TRIBUNNEWS.COM, JAKARTA - Anggota Komisi IV DPR Jafar Hafsah meminta ada kontrol ketat terhadap kegiatan impor. Hal tersebut terkait dengan melonjaknya harga bawang yang disebabkan terhambatnya pasokan ke dalam negeri.
"Keran impor yang telah dan akan dilakukan untuk disegerakan dalam kontrol yang ketat serta memperhitungkan waktu panen bawang merah yang akan dilaksanakan nanti agar tidak merugikan petani," kata Jafar dalam pernyataannya, Senin(18/3/2013) malam.
Menurut Jafar, karena bawang putih merupakan komoditi yang 90%-95% bergantung pada impor, maka harus segera diatur tata niaganya.
Solusi jangka panjang yang berkelanjutan yang perlu dilakukan antara lain
sinkronisasi dan up date data produksi dan data konsumsi bawang putih dan
bawang merah untuk merumuskan kebijakan produksi yang tepat.
Berikutnya kata Jafar,teknologi penanganan pascapanen terutama teknologi penyimpanan dingin untuk menyerap hasil panen petani saat over produksi bawang merah yang dapat digunakan sebagai penyangga.
Peran Bulog lanjutnya juga mesti ditingkatkan dan dioptimalkan sebagai alat pemerintah dalam menjaga ketersediaan pangan termasuk bawang merah dan bawang putih. Memastikan ketersediaan lahan yang memadai untuk produksi bawang merah nasional. Dengan produktifitas 10 ton per hektar bawang merah, maka ketersediaan lahan 150.000 hektar hasil produksinya akan memenuhi kebutuhan nasional.
Tidak lupa pula, melaksanakan riset dan pengembangan teknologi untuk menghasilkan varietas bawang putih yang dapat tumbuh optimal di Indonesia.
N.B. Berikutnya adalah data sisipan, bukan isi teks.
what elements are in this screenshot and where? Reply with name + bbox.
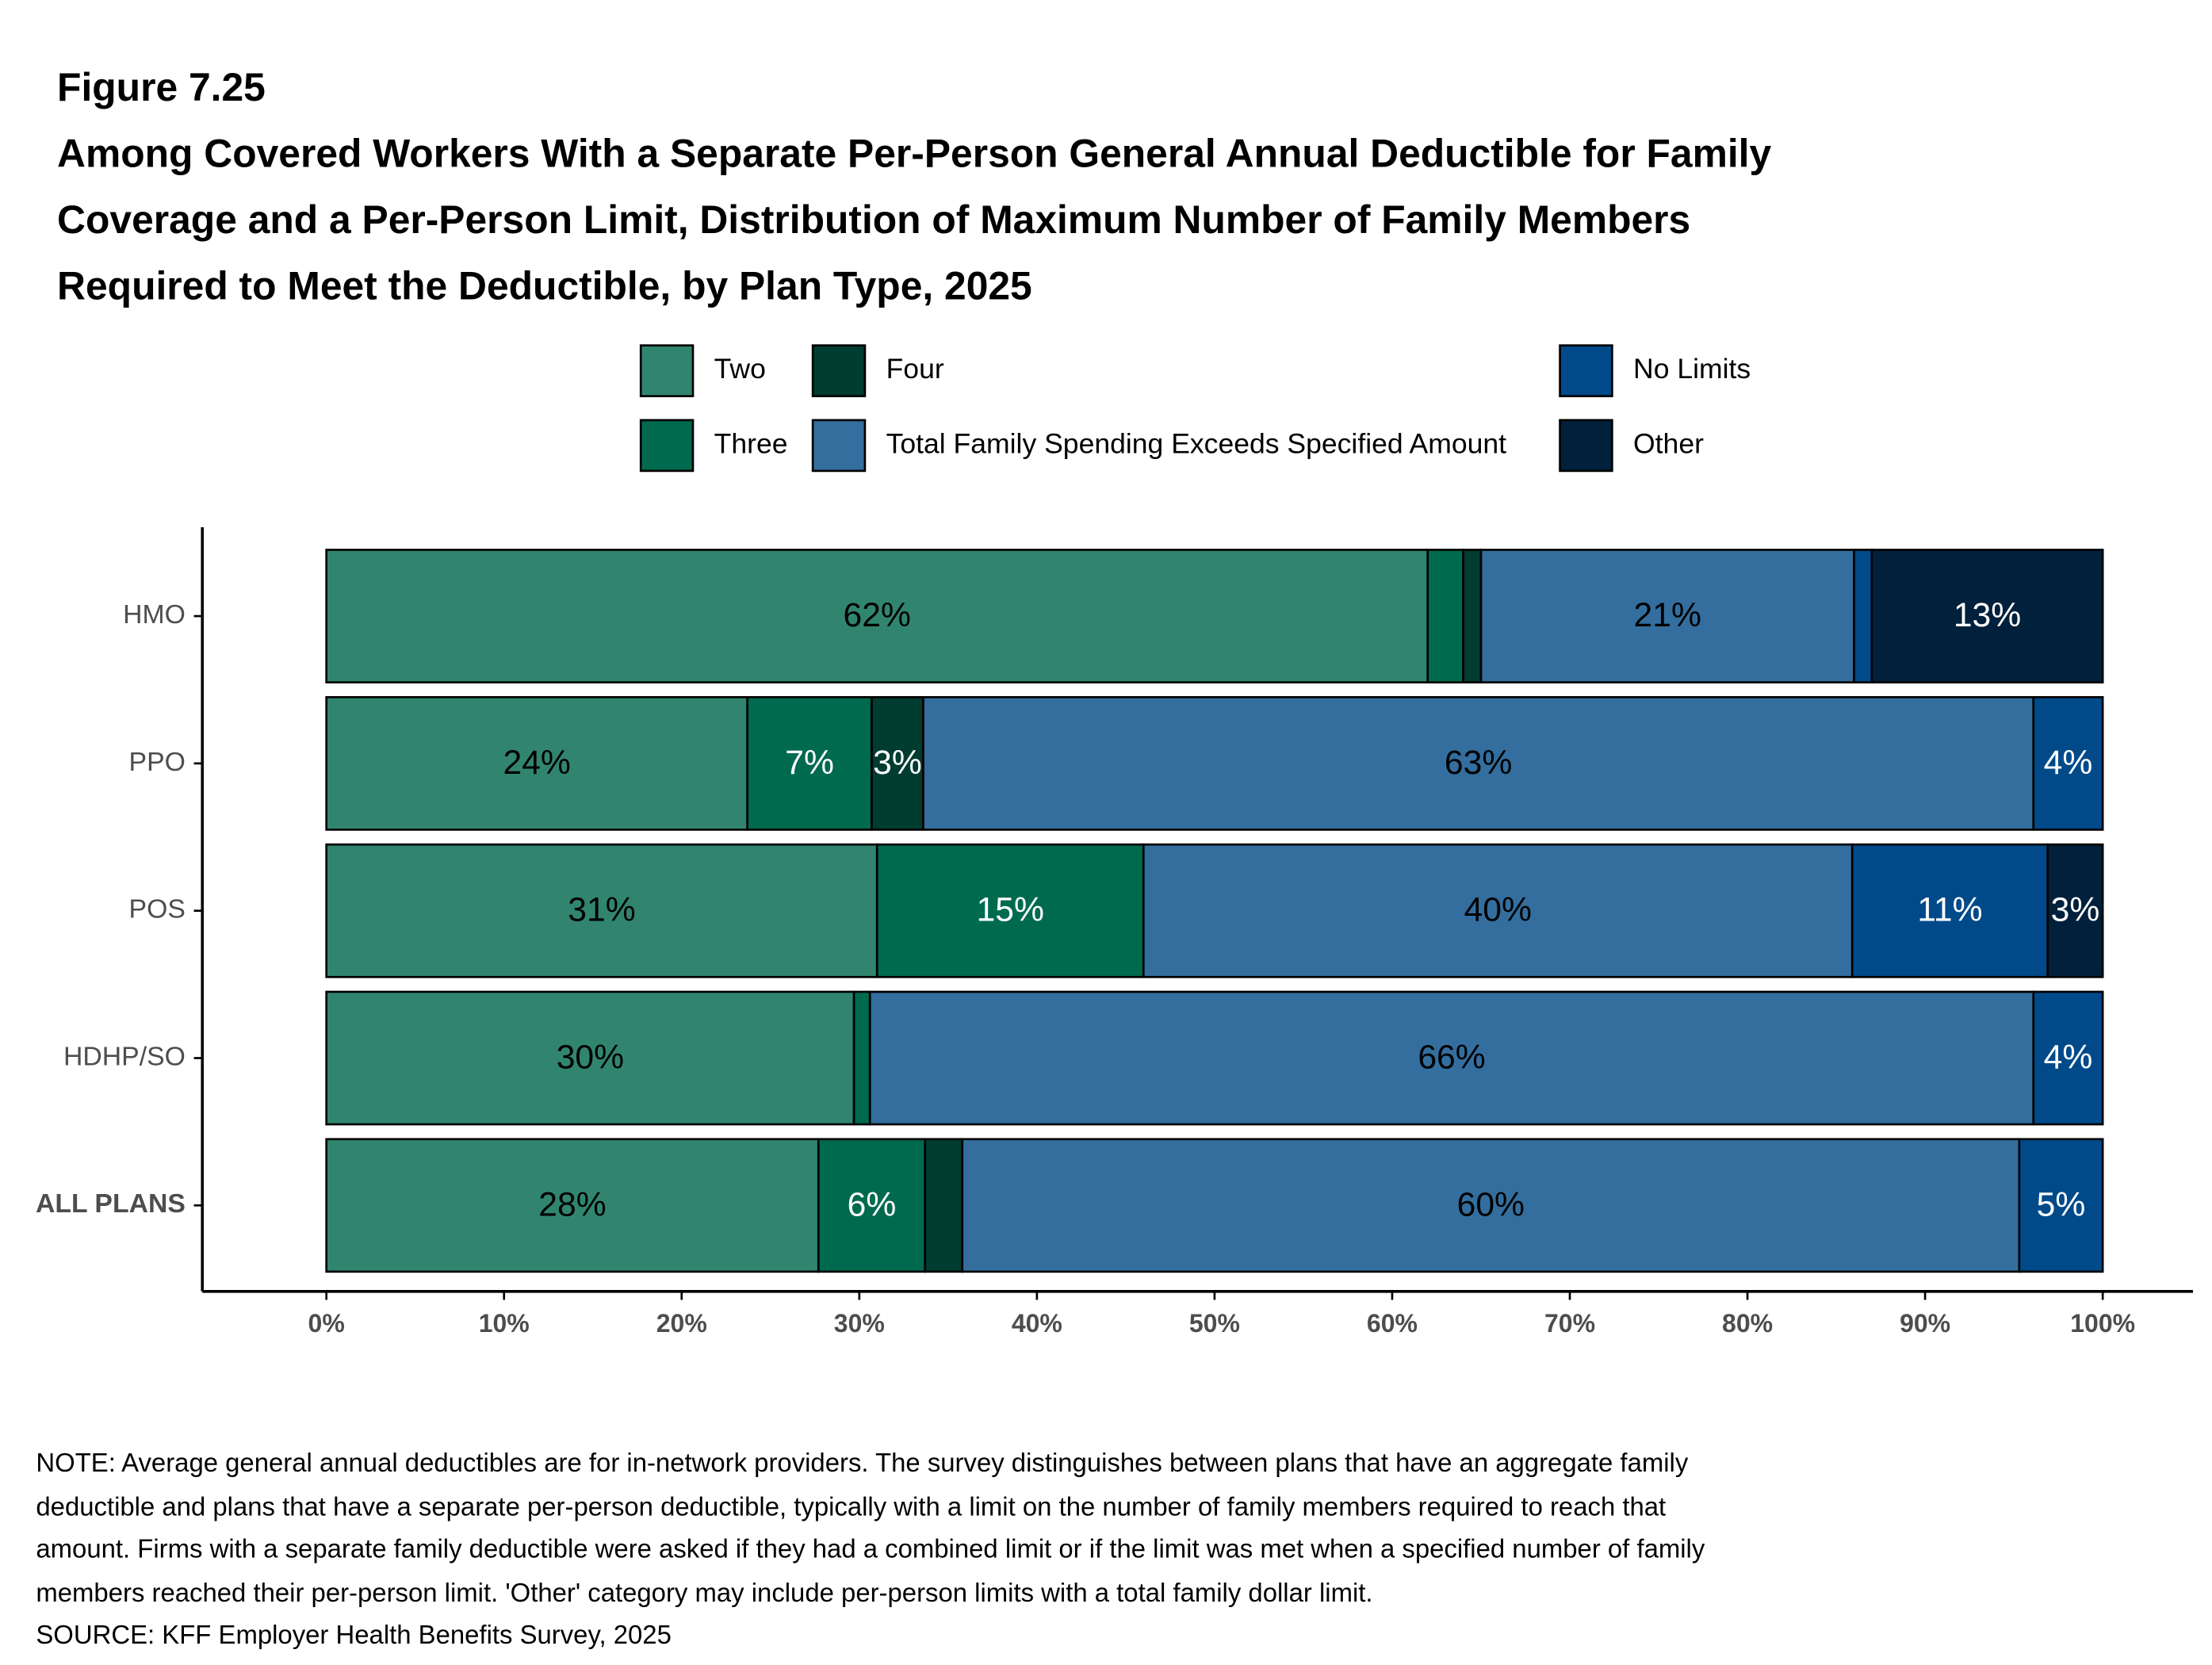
y-tick-label: PPO [129,747,186,777]
x-tick-label: 70% [1544,1309,1595,1338]
x-tick-label: 100% [2070,1309,2135,1338]
bar-segment [2046,843,2104,978]
x-tick-label: 20% [656,1309,707,1338]
bar-segment [924,1138,964,1273]
data-label: 40% [1464,891,1532,929]
chart-title: Required to Meet the Deductible, by Plan… [57,264,1032,308]
bar-segment [875,843,1145,978]
x-tick-label: 0% [308,1309,345,1338]
data-label: 6% [848,1185,897,1223]
data-label: 24% [503,744,570,782]
bar-segment [325,843,878,978]
x-tick-label: 50% [1189,1309,1240,1338]
y-tick-label: HDHP/SO [63,1041,186,1071]
legend-label: Three [714,427,788,459]
data-label: 21% [1634,596,1701,634]
data-label: 3% [873,744,922,782]
bar-segment [746,695,873,831]
y-tick-label: POS [129,894,186,924]
legend-swatch [811,344,867,397]
x-tick-label: 90% [1900,1309,1950,1338]
bar-segment [1462,549,1483,683]
figure-label: Figure 7.25 [57,65,266,109]
data-label: 15% [977,891,1044,929]
x-tick-label: 30% [834,1309,885,1338]
bar-segment [961,1138,2021,1273]
data-label: 7% [785,744,834,782]
data-label: 66% [1418,1039,1485,1077]
bar-segment [2018,1138,2104,1273]
legend-label: Two [714,353,766,385]
y-tick-label: HMO [123,599,186,630]
legend-label: Other [1633,427,1704,459]
bar-segment [871,695,924,831]
note: NOTE: Average general annual deductibles… [36,1448,1688,1477]
source: SOURCE: KFF Employer Health Benefits Sur… [36,1620,672,1649]
bar-segment [1426,549,1464,683]
bar-segment [868,990,2035,1126]
legend-swatch [811,419,867,473]
note: deductible and plans that have a separat… [36,1491,1666,1521]
data-label: 11% [1917,891,1982,929]
chart-title: Among Covered Workers With a Separate Pe… [57,132,1771,176]
data-label: 62% [844,596,911,634]
bar-segment [325,695,749,831]
data-label: 13% [1954,596,2021,634]
bar-segment [1853,549,1873,683]
bar-segment [1142,843,1854,978]
bar-segment [922,695,2035,831]
data-label: 4% [2044,1039,2093,1077]
legend-label: No Limits [1633,353,1751,385]
bar-segment [852,990,871,1126]
legend-swatch [1559,344,1613,397]
y-tick-label: ALL PLANS [36,1188,186,1219]
bar-segment [325,1138,820,1273]
bar-segment [2032,695,2104,831]
legend-swatch [639,344,695,397]
x-tick-label: 60% [1367,1309,1418,1338]
legend-swatch [1559,419,1613,473]
bar-segment [817,1138,927,1273]
data-label: 30% [557,1039,624,1077]
x-tick-label: 10% [479,1309,530,1338]
legend-label: Total Family Spending Exceeds Specified … [886,427,1507,459]
legend-swatch [639,419,695,473]
data-label: 31% [568,891,635,929]
note: members reached their per-person limit. … [36,1578,1372,1607]
data-label: 60% [1457,1185,1525,1223]
bar-segment [1850,843,2049,978]
x-tick-label: 80% [1722,1309,1773,1338]
x-tick-label: 40% [1012,1309,1062,1338]
data-label: 3% [2051,891,2100,929]
data-label: 28% [538,1185,606,1223]
data-label: 4% [2044,744,2093,782]
bar-segment [2032,990,2104,1126]
chart-title: Coverage and a Per-Person Limit, Distrib… [57,197,1690,242]
bar-segment [1870,549,2104,683]
note: amount. Firms with a separate family ded… [36,1534,1705,1564]
data-label: 5% [2037,1185,2086,1223]
data-label: 63% [1445,744,1512,782]
legend-label: Four [886,353,944,385]
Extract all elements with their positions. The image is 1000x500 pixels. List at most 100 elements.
"Saya kira persoalan ini menjadi petanda nyata bagi kita semua untuk tidak bermain- main dengan persoalan pangan. Ini sekaligus imperative untuk mewujudkan kedaulatan pangan sebagai pilar penting dan mendasar untuk menopang kedaulatan bangsa. Jika pangan berdaulat, bawang merah dan bawang putih akan semakin memperindah kibaran sang saka merah putih," kata Jafar.
Mengurus pangan lanjut Politisi Partai Demokrat ini tidak boleh setengah hati, karena ini berkaitan langsung dengan kebutuhan dasar manusia yang paling dasar. Tuntutan akan pemenuhan
kebutuhan lainnya akan berjalan baik jika kebutuhan di sisi ini telah terpenuhi.
Apalagi untuk Indonesia yang sumber daya dasarnya agraris, tenaga kerja terbesar di sektor pertanian dan kemiskinan terbesar juga di sektor ini, maka persoalan
ini menjadi sangat krusial untuk diurus dan diselesaikan. Mesti dipahami dan ditempatkan pangan sebagai “ibu dari semua sektor” .
"Jika persoalan di sektor ini selesai, maka sektor yang lainnya pun akan mudah tumbuh dengan kokoh," tutupnya.